Package hudson

Class MarkupText


  • public class MarkupText
    extends AbstractMarkupText
    Mutable representation of string with HTML mark up.

    This class is used to put mark up on plain text. See MarkupTextTest for a typical usage and its result.

    Since:
    1.70
    Author:
    Kohsuke Kawaguchi
    • Constructor Detail

      • MarkupText

        public MarkupText​(String text)
        Parameters:
        text - Plain text. This shouldn't include any markup nor escape. Those are done later in toString(boolean).
    • Method Detail

      • subText

        public MarkupText.SubText subText​(int start,
                                          int end)
        Returns a subtext.
        Specified by:
        subText in class AbstractMarkupText
        Parameters:
        end - If negative, -N means "trim the last N-1 chars". That is, (s,-1) is the same as (s,length)
      • addMarkup

        public void addMarkup​(int startPos,
                              int endPos,
                              String startTag,
                              String endTag)
        Description copied from class: AbstractMarkupText
        Adds a start tag and end tag at the specified position.
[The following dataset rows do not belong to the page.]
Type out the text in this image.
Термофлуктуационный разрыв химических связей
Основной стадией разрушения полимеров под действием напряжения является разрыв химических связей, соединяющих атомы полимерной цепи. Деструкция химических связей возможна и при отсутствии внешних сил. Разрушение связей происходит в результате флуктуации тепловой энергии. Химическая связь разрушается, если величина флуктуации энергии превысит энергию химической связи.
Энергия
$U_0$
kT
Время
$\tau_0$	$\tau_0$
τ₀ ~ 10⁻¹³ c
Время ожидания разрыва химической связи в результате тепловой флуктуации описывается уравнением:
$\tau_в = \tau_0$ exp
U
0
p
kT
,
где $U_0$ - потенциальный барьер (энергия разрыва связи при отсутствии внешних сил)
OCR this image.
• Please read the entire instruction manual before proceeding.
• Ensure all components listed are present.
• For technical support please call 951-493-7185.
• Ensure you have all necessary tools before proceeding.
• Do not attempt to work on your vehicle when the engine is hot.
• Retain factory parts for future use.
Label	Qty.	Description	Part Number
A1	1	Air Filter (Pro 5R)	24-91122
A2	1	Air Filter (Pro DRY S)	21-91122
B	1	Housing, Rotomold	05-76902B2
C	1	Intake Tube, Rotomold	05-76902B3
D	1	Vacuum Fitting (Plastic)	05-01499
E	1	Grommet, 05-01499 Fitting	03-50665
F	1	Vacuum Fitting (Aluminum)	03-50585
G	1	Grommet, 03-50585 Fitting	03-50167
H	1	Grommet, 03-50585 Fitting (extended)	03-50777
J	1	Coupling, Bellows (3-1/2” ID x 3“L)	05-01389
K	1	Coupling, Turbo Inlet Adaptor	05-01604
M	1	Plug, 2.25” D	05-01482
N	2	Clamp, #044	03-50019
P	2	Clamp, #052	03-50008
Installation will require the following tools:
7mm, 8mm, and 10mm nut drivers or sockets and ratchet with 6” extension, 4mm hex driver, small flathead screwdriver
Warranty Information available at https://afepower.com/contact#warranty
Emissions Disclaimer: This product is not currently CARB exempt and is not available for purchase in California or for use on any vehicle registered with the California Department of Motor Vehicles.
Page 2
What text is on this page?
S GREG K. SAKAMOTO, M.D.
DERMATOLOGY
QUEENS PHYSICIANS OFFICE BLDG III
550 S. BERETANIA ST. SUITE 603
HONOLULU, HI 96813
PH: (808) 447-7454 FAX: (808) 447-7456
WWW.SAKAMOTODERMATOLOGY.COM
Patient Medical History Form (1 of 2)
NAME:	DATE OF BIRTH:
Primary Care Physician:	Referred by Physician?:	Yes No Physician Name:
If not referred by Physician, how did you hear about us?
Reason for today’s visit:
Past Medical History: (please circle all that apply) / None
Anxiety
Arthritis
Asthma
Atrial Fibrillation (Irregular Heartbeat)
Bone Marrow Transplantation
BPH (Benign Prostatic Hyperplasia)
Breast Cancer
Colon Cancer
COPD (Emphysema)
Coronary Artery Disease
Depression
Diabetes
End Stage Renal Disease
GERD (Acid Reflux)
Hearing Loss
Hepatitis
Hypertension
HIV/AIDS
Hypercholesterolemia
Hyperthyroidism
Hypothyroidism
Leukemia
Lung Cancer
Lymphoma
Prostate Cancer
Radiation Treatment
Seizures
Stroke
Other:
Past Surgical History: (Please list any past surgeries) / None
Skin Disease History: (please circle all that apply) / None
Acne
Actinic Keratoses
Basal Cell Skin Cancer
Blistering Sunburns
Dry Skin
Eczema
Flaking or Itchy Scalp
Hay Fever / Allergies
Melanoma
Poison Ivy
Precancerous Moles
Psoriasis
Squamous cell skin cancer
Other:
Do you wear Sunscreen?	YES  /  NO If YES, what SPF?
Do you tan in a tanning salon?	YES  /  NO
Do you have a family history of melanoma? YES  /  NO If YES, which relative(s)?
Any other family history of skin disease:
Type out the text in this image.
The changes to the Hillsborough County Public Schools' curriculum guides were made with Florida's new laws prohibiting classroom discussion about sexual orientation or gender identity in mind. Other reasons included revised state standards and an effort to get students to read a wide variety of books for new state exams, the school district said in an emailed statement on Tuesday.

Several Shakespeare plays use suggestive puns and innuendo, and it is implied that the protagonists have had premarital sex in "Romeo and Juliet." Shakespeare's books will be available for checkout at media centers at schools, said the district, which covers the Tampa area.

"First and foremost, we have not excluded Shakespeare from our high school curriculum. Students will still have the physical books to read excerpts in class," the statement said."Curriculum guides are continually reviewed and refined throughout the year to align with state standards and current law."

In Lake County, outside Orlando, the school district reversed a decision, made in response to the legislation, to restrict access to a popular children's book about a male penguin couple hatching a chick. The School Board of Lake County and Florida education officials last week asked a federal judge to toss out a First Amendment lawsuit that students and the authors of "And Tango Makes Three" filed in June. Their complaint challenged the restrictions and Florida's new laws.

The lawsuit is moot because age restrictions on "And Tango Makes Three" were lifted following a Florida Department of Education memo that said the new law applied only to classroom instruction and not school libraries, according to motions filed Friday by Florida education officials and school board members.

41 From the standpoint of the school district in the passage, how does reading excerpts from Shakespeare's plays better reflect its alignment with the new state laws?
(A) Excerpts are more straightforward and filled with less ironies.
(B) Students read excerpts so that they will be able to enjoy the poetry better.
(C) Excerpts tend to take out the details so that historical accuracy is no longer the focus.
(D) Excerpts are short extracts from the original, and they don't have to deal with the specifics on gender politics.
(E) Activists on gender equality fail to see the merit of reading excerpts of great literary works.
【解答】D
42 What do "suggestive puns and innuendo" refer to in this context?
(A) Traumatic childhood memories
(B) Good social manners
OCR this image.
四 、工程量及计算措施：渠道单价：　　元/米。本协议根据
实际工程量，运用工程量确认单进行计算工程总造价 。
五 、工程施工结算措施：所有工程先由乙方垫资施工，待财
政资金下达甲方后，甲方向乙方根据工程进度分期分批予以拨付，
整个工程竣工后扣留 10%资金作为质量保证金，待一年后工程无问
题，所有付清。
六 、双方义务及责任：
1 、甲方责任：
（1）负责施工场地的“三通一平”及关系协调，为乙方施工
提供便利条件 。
        For example, if the text was "abc", then addMarkup(1,2,"<b>","</b>") would generate "a<b>b</b>c"

        Specified by:
        addMarkup in class AbstractMarkupText
      • addMarkup

        public void addMarkup​(int pos,
                              String tag)
      • toString

        public String toString​(boolean preEscape)
        Returns the fully marked-up text.
        Parameters:
        preEscape - If true, the escaping is for the <PRE> context. This leave SP and CR/LF intact. If false, the escape is for the normal HTML, thus SP becomes &nbsp; and CR/LF becomes <BR>
      • findTokens

        public List<MarkupText.SubText> findTokens​(Pattern pattern)
        Description copied from class: AbstractMarkupText
        Find all "tokens" that match the given pattern in this text.

        A token is like a substring, except that it's aware of word boundaries. For example, while "bc" is a string of "abc", calling findTokens with "bc" as a pattern on string "abc" won't match anything.

        This method is convenient for finding keywords that follow a certain syntax from natural text. You can then use MarkupText.SubText.surroundWith(String,String) to put mark up around such text.